Google met les outils d’IA de Gemini seulement à la disposition des enfants dont les parents utilisent son service Family Link afin d’en surveiller l’activité en ligne – pour l’instant. Logiquement, cette approche doit permettre d’en surveiller l’utilisation, outre les garde-fous qu’ont les agents conversationnels comme Gemini pour protéger leurs jeunes utilisateurs. Cela dit, dans son e-mail envoyé aux parents concernés, Google reconnaît que ses filtres sont conçus pour limiter l’accès à tout contenu inapproprié, mais qu’ils ne sont pas parfaits et peuvent donc manquer certains éléments.
Les agents conversationnels basés sur l’IA sont-ils sûrs pour les enfants ?
Quelques jours avant l’envoi de l’e-mail de Google, TechCrunch et le Wall Street Journal ont signalé des bogues concernant des agents conversationnels basés sur l’IA : l’un avec ChatGPT, qui aurait permis à de jeunes utilisateurs de générer des conversations érotiques ; l’autre avec Meta AI, dont les « compagnons numériques » ont la capacité de participer à des jeux de rôle explicites. Bien qu’il s’agisse de bogues et non d’une fonctionnalité, ceux-ci montrent les pièges de ces chatbots, en particulier pour des enfants curieux qui en testeront évidemment les limites.
D’autres plateformes, comme Character AI, présentent un danger accru : leurs capacités à créer des personnages à même de jouer à des jeux de rôle sont moins réglementées et donc plus susceptibles de produire des résultats explicites. Or, puisque ces entités peuvent être créées par n’importe quel internaute, elles risquent d’exposer les jeunes utilisateurs à du contenu dangereux et à des idéologies extrêmes. Gemini ne propose certainement pas de telles fonctionnalités, mais plus les enfants se tournent vers des chatbots et autres personnages en ligne pour obtenir des conseils, plus ils approfondissent leur relation avec eux et plus la frontière entre fiction et réalité s’estompe.

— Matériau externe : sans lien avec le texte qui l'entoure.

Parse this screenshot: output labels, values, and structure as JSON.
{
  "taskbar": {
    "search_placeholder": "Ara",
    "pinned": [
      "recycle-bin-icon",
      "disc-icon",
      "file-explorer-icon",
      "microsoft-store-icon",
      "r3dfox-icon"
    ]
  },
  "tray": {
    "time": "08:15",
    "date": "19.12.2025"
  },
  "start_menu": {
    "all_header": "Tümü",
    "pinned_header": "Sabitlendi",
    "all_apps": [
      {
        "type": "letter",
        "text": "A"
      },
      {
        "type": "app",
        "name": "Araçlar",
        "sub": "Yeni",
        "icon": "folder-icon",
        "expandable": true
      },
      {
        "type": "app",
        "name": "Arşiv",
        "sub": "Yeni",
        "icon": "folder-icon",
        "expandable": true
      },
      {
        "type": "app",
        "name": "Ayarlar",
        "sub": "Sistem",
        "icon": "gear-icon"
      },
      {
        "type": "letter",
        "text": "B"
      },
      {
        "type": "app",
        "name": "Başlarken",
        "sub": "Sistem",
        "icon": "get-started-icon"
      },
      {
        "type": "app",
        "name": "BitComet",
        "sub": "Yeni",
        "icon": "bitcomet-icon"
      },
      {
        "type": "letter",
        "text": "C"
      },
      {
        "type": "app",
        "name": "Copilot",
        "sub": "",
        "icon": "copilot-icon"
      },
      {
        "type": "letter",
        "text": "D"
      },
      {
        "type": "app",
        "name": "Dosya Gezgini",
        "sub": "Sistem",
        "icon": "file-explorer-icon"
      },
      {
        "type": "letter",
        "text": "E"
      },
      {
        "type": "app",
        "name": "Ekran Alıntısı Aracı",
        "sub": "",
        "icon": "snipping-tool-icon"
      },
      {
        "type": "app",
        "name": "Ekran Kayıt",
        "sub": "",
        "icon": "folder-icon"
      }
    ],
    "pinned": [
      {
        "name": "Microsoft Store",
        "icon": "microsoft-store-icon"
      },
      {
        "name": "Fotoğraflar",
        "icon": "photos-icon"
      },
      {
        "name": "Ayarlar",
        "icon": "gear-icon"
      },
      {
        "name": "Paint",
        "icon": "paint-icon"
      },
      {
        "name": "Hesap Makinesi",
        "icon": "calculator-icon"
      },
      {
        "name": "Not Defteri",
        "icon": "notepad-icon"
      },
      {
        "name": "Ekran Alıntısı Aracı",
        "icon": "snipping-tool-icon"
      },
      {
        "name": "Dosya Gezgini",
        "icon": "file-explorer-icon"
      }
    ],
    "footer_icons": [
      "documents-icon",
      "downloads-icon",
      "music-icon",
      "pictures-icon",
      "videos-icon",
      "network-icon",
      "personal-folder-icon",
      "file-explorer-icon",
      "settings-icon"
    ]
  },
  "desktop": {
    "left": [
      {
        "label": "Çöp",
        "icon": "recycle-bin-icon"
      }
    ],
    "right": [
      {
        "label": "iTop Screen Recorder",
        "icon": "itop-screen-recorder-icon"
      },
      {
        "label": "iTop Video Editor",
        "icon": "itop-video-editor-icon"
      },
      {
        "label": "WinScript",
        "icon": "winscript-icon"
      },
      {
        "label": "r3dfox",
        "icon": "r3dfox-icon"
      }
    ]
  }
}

Ce que l’on sait de l’utilisation de l’IA par les enfants
Lutter contre l’IA est peine perdue : à l’instar d’autres innovations, elle a su s’imposer dans nos habitudes numériques. D’ailleurs, alors qu’adultes et enfants l’utilisent de diverses manières, il est important de se rappeler que ce sont les plus scandaleuses qui font souvent les gros titres. Pourtant, beaucoup d’enfants s’en servent et continueront de s’en servir simplement pour s’aider dans leurs devoirs, lui demandant de corriger leur grammaire, et créer des vidéos de ce qu’ils espèrent être la prochaine tendance en matière d’IA. En effet, une enquête réalisée récemment par Common Sense Media auprès d’ados révèle qu’ils se tournent vers des outils d’IA avant tout pour le travail scolaire : 53 % des 13-18 ans déclarent s’en être déjà servi dans ce but.

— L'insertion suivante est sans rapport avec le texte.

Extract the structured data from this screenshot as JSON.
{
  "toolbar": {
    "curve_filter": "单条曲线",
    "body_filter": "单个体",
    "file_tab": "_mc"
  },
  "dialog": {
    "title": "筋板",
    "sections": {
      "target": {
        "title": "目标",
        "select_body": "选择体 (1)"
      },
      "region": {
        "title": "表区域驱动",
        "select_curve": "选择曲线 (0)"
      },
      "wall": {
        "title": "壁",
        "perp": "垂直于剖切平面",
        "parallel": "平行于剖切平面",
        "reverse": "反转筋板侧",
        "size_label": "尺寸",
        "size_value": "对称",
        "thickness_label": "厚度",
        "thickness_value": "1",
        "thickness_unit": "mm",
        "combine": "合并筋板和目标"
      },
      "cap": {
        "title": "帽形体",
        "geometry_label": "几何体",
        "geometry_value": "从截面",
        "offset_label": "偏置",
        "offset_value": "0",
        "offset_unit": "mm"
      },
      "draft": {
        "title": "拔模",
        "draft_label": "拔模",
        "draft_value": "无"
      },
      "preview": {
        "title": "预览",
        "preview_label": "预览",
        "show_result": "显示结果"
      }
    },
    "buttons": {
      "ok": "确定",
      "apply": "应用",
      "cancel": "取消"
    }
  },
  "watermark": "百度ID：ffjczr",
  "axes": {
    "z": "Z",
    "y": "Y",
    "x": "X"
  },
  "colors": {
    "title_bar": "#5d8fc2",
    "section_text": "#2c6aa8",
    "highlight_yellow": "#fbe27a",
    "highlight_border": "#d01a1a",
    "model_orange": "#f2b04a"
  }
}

Cependant, cette enquête souligne également certains côtés moins positifs de l’IA générative :
- 42 % l’utilisent pour tuer l’ennui.
- 19 % s’en servent pour créer notamment des blagues ou taquiner une autre personne.
- 15 % se tournent vers elle pour avoir de la compagnie.
- 12 % y recourent pour générer du contenu à partir de la voix ou de l’image d’une personne.
Ces utilisations pourraient se traduire par des comportements problématiques si on ne montre pas aux enfants et aux ados comment employer les outils d’IA générative de manière responsable.
![2025-05-[Blog]-Gemini-AI-for-under-13s_InsideImage Are Gemini AI tools appropriate for young children?](https://static.qustodio.com/public-site/uploads/2025/05/27135510/2025-05-Blog-Gemini-AI-for-under-13s_InsideImage.png)
Les pièges de l’IA générative dont il faut se méfier
It’s a good idea to repeat what your kids say throughout the conversation, to reflect their thoughts back, show interest in the different points they might raise, and try to avoid interrupting them or criticizing the way they think. On the other hand, as parents, we shouldn’t be afraid to share our thoughts with our kids, to create an environment where everyone feels they can share and their views are worth listening to. We have to be able to exchange opinions freely, even when they’re different.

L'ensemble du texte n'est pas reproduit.